|
|
|
|
|
by larsberg
5228 days ago
|
|
In systems research, it seems to mean something slightly more specific: how do you architect systems that can cope with crazy amounts of generated data? Being in the middle of academic job talk season, we hear people talking about a petabyte of total data and issues with generating and dealing with terabytes of data per day. Some of the problems:
- It can take you longer to transfer off the data than your data acquisition source will allow you to store it there for.
- Even if you could transfer the data off, now you have the problem of storing it on your site and distributing it intelligently among processing nodes.
- Even if you could solve both of those, the projected power costs assocated with that scale of data are infeasible. Most of the talks I see and papers I've come across seem to be focused on better scheduling and more experiment/gather-side filtering based on what you are planning to do with the data. But take this with a grain of salt, as I'm a compilers guy, so I just see the systems stuff secondhand and only know enough to talk about the languages-related issues with people who work in this space for real. |
|
Processing these problems requires a different mindset, and we are reaching a point now where business and web data flows are reaching the point that these sensor applications have been at for decades: they need real-time processing, with a concept of perishable data and a deadline for processing that data into some intermediate or final product that can be stored for later use.
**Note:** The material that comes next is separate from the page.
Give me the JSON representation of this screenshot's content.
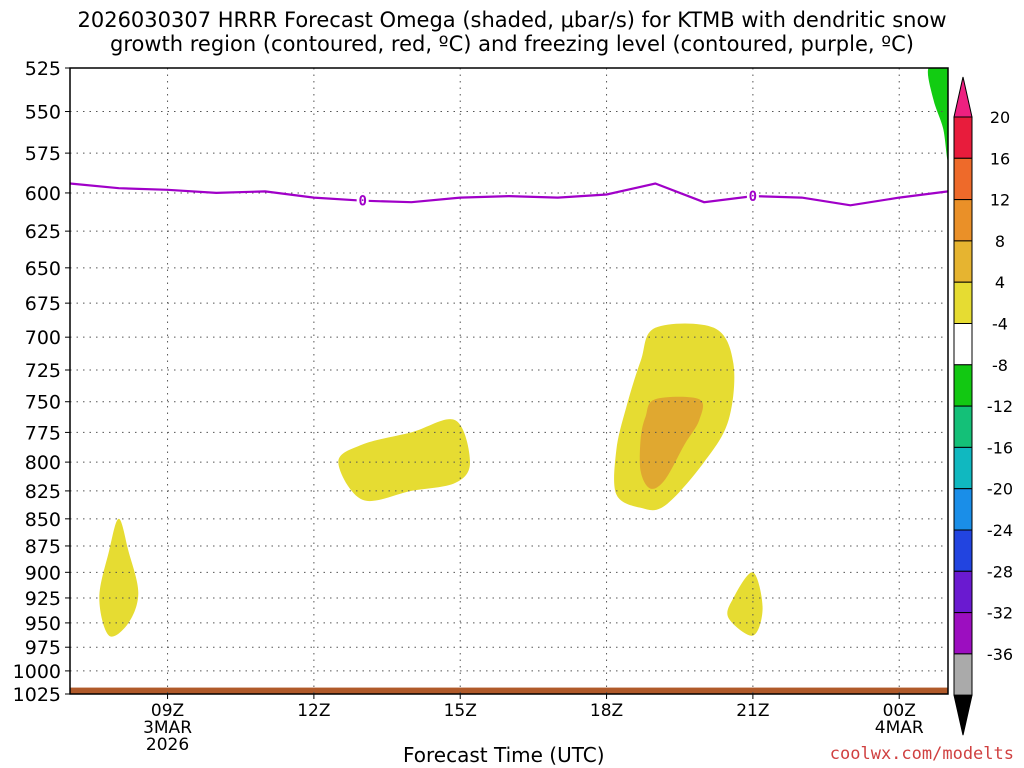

Your second point is still very much a concern with this paradigm, though. The applications I speak of usually have some degree of natural parallelism in the sensor hardware, typically tied to the number of A/D channels coming off the sensor. Despite that, there are still unsolved[1] computational mapping issues with respect to breaking these processing tasks up beyond their natural boundaries. These sensors, and many of the emerging analytics applications, are not processing sets of independent jobs the way the MapReduce paradigm envisioned them. The parallel threads need information from each other to generate their output products, which complicates the division of labor and the execution control.
From what I have seen thus far, few big data platforms address the real-time or near-real-time use cases. The applications I work on currently use MPI grids on a cluster for parallel processing, which to me is the original big data platform. Not saying its the best way to do it, but nothing I've seen with the label "big data" can replace it.
[1] Unsolved in the sense that there is no one right answer or set of answers. There are certainly application-specific ways to "make it work".